Según Aristóteles, la catarsis es la facultad de la tragedia de redimir (o "purificar") al espectador de sus propias bajas pasiones, al verlas proyectadas en los personajes de la obra, y al permitirle ver el castigo merecido e inevitable de éstas; pero sin experimentar dicho castigo él mismo. Al involucrarse en la trama, la audiencia puede experimentar dichas pasiones junto con los personajes, pero sin temor a sufrir sus verdaderos efectos. De modo que, después de presenciar la obra teatral, se entenderá mejor a sí mismo, y no repetirá la cadena de decisiones que llevaron a los personajes a su fatídico final. Es así como yo sostenía que arte debería ser más accesible a todos, para permitirle a cualquier miembro de la sociedad poder realizar esa catarsis que lo deje bien tranquilo y evitar así problemáticas banales que vivimos en las calle todos los días. Bien, esto podría coincidir, a grandes rasgos, con lo que decía Benjamin. Pero por otro lado entiendo la parte en la que Adorno habla de “llevarlo hasta las últimas consecuencias”. A mí me pasa cuando me agarra el bajón. Una vez que estas sumergido en esa melancolía imparable, no te queda otra que acrecentarla con cualquier tipo de agente externo. Yo lo hago escuchando Radiohead, por ejemplo. Así llevo el bajón hasta lo más profundo, y funciona, porque una vez que tocaste fondo, no te queda otra que subir.

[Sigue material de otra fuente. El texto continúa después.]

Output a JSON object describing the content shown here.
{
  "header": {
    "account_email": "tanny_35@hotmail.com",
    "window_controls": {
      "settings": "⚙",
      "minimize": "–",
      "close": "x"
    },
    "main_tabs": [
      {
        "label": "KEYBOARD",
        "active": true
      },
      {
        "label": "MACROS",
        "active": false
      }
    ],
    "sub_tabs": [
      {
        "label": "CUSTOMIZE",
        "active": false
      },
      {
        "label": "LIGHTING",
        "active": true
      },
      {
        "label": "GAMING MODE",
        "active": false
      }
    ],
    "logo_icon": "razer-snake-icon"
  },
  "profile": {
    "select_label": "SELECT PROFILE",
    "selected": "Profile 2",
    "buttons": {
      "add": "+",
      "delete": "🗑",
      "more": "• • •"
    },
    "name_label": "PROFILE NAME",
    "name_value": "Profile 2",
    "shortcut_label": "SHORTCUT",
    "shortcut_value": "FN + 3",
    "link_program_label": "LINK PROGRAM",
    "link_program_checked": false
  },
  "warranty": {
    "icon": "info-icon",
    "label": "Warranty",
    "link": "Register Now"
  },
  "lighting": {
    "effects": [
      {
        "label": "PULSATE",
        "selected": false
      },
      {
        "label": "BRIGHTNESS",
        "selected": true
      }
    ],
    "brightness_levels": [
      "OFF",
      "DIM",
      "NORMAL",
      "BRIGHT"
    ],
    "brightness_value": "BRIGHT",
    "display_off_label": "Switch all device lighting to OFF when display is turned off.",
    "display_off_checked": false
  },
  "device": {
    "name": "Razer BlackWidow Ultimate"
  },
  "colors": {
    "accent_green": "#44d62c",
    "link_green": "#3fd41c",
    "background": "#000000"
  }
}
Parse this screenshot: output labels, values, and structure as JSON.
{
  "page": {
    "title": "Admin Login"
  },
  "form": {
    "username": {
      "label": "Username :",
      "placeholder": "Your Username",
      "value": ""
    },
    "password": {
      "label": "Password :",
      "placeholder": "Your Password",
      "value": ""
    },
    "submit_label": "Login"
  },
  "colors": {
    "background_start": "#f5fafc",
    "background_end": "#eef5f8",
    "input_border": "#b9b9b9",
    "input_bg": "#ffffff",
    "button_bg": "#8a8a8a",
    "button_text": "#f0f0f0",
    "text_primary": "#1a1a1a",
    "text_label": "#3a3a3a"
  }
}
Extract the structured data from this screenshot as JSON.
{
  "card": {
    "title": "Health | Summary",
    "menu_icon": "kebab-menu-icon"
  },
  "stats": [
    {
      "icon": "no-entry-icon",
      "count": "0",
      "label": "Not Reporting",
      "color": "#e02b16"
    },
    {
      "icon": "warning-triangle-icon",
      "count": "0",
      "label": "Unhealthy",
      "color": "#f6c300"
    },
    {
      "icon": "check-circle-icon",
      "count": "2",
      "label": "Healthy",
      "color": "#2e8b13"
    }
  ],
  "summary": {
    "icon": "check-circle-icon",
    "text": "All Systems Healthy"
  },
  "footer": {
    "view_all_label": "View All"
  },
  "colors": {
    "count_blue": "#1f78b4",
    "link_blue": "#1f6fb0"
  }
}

En fin, todo esto se me pasaba por la cabeza cuando mi profesor hablaba de Bejamin y Adorno, con esa actitud tan peculiar que tiene. Barba, camisa, bandolera y cierto desorden en el habla que me genera la necesidad de prestarle atención todo el tiempo.
Finalizada la clase me quedé por ahí hablando con Flor, elaborando teorías, tomando mates y riéndonos. Después nos tomamos línea A. Hicimos combinación con la C, que a esa hora (seis de la tarde) es imposible viajar cómodamente. Es increíble el fenómeno del subte. Entra gente todo el tiempo y se incorpora a esa masa hormonal de calor y malos olores. Constitución. En el tren viajamos mejor. Me gusta viajar en tren. Bah, como dije antes, me gusta viajar. En cualquiera transporte. Pero cuando lo hago cómoda, no como con la línea C. Cuando llegué a Lanus tenía la cabeza abombada. Llena de preguntas que no concluían en ninguna respuesta coherente. Por eso empecé diciendo que este día fue de lo más existencialista. Haber dormido cinco horas, haber viajado incómoda… me sumergían en un fastidio inminente que sólo me llevaba a cuestionarme el sentido de la rutina, una y otra vez. Las dudas siempre tienen un efecto dominó. Cuando dudas de una cosa, por lo general, se te despiertan dudas en cuanto a otras y así sucesivamente hasta que se genera una red de incertidumbres inabarcable que solo se soluciona yéndote a dormir. Pensé que esto sólo se había generado por mis pocas horas de sueño y decidí no dejar que eso vuelva a suceder. Digamos, no permitir que algo como la facultad me aleje de la cama (?). Sí, gran conclusión. Lo cierto es que no querría que una instancia académica, por ser vista con la importancia con la que es vista, me aleje de mi verdadero objetivo que es ser actriz. Es decir, yo quiero vivir del teatro y no querría que por estudiar una carrera universitaria, perdiera eso de vista y el teatro quede ligado a una segunda instancia y disminuido a un simple hobbie. Entonces decidí tomarme la carrera con la mayor tranquilidad posible. Que si no llego a leer un texto, bueno, mala suerte. Let it be. Lo hago como algo más en mi vida, como estudiar canto, pintura o ir a la psicóloga. Tranquilita. Pero es así, la rutina te come cada vez más y entonces se generan estos días existencialistas y la canción de Charly tiene mucho sentido: una parte de mi dice stop.
Rara vez esta vida tiene sentido. Pero qué linda es.